According to Dr. Hanzo, “Autotune is the musical equivalent of endorphins, wherein runners receive a runner’s high from the brain to mask the pain of wanting to die after stupidly running past the point of exhaustion when they could simply fake an injury and obtain a Tramadol prescription.”

He went on, “These fucking kids have been so inundated with mumble rap, boy bands, and Katy Perry songs, starting in the womb, that they actually crave the mind-numbing but perfectly pitched wail which Autotune creates.  It’s like mother’s milk to a baby to them. In fact, their brains are so addicted to Autotune, that they actively seek it out, like crack babies did crack in the ‘90’s.”

When we asked Dr.

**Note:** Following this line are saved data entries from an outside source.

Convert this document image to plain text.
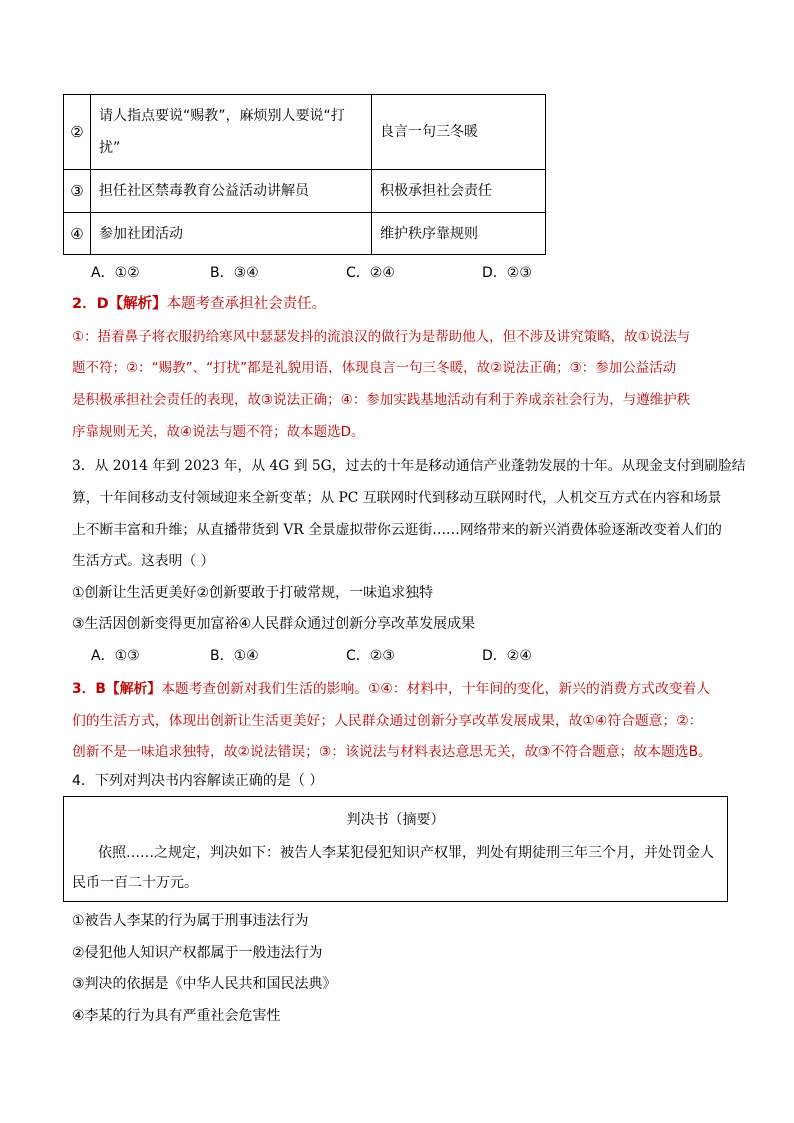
②	请人指点要说“赐教”，麻烦别人要说“打
扰”	良言一句三冬暖
③	担任社区禁毒教育公益活动讲解员	积极承担社会责任
④	参加社团活动	维护秩序靠规则
A．①②	B．③④	C．②④	D．②③
2．D【解析】本题考查承担社会责任。
①：捂着鼻子将衣服扔给寒风中瑟瑟发抖的流浪汉的做行为是帮助他人，但不涉及讲究策略，故①说法与
题不符；②：“赐教”、“打扰”都是礼貌用语，体现良言一句三冬暖，故②说法正确；③：参加公益活动
是积极承担社会责任的表现，故③说法正确；④：参加实践基地活动有利于养成亲社会行为，与遵维护秩
序靠规则无关，故④说法与题不符；故本题选D。
3．从 2014 年到 2023 年，从 4G 到 5G，过去的十年是移动通信产业蓬勃发展的十年。从现金支付到刷脸结
算，十年间移动支付领域迎来全新变革；从 PC 互联网时代到移动互联网时代，人机交互方式在内容和场景
上不断丰富和升维；从直播带货到 VR 全景虚拟带你云逛街……网络带来的新兴消费体验逐渐改变着人们的
生活方式。这表明（ ）
①创新让生活更美好②创新要敢于打破常规，一味追求独特
③生活因创新变得更加富裕④人民群众通过创新分享改革发展成果
A．①③	B．①④	C．②③	D．②④
3．B【解析】本题考查创新对我们生活的影响。①④：材料中，十年间的变化，新兴的消费方式改变着人
们的生活方式，体现出创新让生活更美好；人民群众通过创新分享改革发展成果，故①④符合题意；②：
创新不是一味追求独特，故②说法错误；③：该说法与材料表达意思无关，故③不符合题意；故本题选B。
4．下列对判决书内容解读正确的是（ ）
判决书（摘要）
依照……之规定，判决如下：被告人李某犯侵犯知识产权罪，判处有期徒刑三年三个月，并处罚金人
民币一百二十万元。
①被告人李某的行为属于刑事违法行为
②侵犯他人知识产权都属于一般违法行为
③判决的依据是《中华人民共和国民法典》
④李某的行为具有严重社会危害性
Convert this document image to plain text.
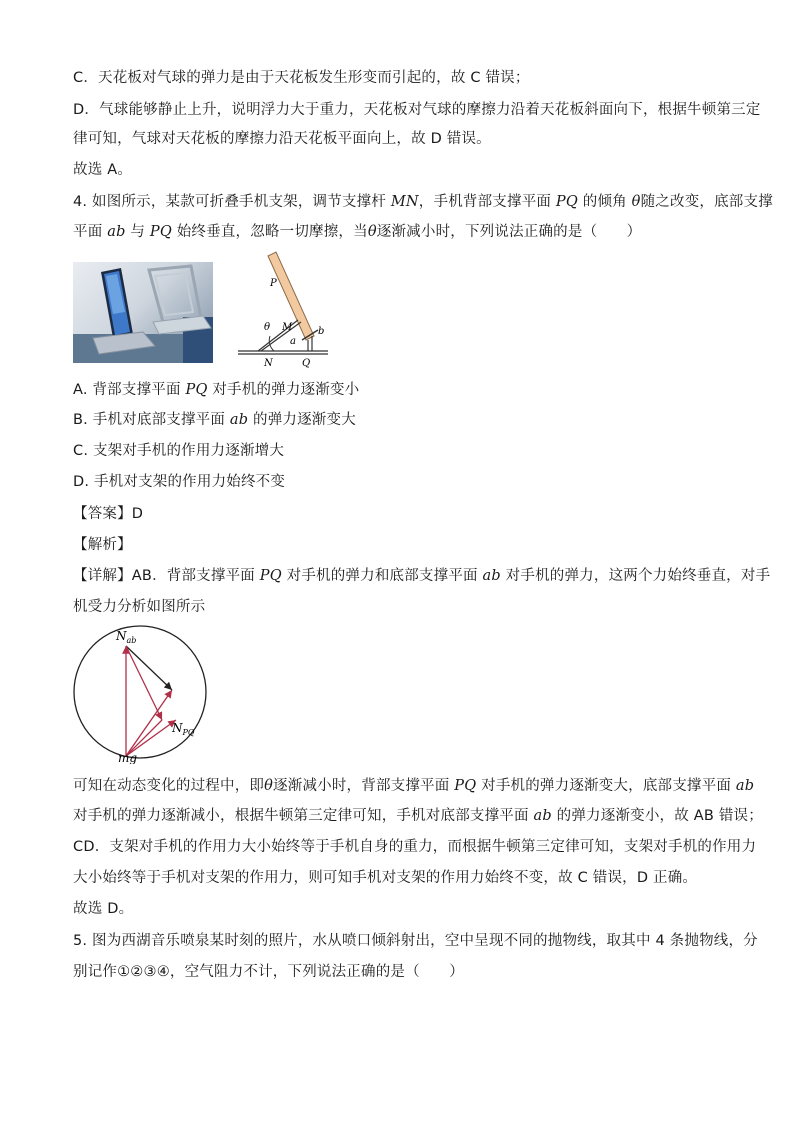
C．天花板对气球的弹力是由于天花板发生形变而引起的，故 C 错误；
D．气球能够静止上升，说明浮力大于重力，天花板对气球的摩擦力沿着天花板斜面向下，根据牛顿第三定
律可知，气球对天花板的摩擦力沿天花板平面向上，故 D 错误。
故选 A。
4. 如图所示，某款可折叠手机支架，调节支撑杆 MN，手机背部支撑平面 PQ 的倾角 θ随之改变，底部支撑
平面 ab 与 PQ 始终垂直，忽略一切摩擦，当θ逐渐减小时，下列说法正确的是（　　）
P
θ M	b
a
N	Q
A. 背部支撑平面 PQ 对手机的弹力逐渐变小
B. 手机对底部支撑平面 ab 的弹力逐渐变大
C. 支架对手机的作用力逐渐增大
D. 手机对支架的作用力始终不变
【答案】D
【解析】
【详解】AB．背部支撑平面 PQ 对手机的弹力和底部支撑平面 ab 对手机的弹力，这两个力始终垂直，对手
机受力分析如图所示
$N_{ab}$
$N_{PQ}$
mg
可知在动态变化的过程中，即θ逐渐减小时，背部支撑平面 PQ 对手机的弹力逐渐变大，底部支撑平面 ab
对手机的弹力逐渐减小，根据牛顿第三定律可知，手机对底部支撑平面 ab 的弹力逐渐变小，故 AB 错误；
CD．支架对手机的作用力大小始终等于手机自身的重力，而根据牛顿第三定律可知，支架对手机的作用力
大小始终等于手机对支架的作用力，则可知手机对支架的作用力始终不变，故 C 错误，D 正确。
故选 D。
5. 图为西湖音乐喷泉某时刻的照片，水从喷口倾斜射出，空中呈现不同的抛物线，取其中 4 条抛物线，分
别记作①②③④，空气阻力不计，下列说法正确的是（　　）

Hanzo, which songs caused the greatest release of endorphins, he replied, “I grew up listening to punk rock and ‘90’s hip hop so I really try not to listen to any of that shit; however, our data seems to support that DJ Khaled’s “All I Do is Win,” has enough Autotune in it to both tranquilize a horse and get a football stadium full of white kids from Wisconsin, bouncing up and down and waving their arms up and down like drunk seagulls.

DJ Khaled’s “All I Do is Win,” has enough Autotune in it to both tranquilize a horse and get a football stadium full of white kids from Wisconsin, bouncing up and down and waving their arms up and down like drunk seagulls.

“Moreover, Future, uses Autotune on everything 100% like he’s trying to OD on every track.  I actually heard of people tripping so hard on “Tony Montana” that they started hallucinating.”

Did you confirm whether or not those people hallucinating were actually on some type of controlled substance or just overwhelmed by the density of the Autotune?

“DTK labs pay me in fucking promises, what do you think smart ass?”

Was there anything else that you learned from this study?

“If a rapper’s name start’s with “Lil”, don’t listen to anything they release, because its scientifically proven to be dog shit.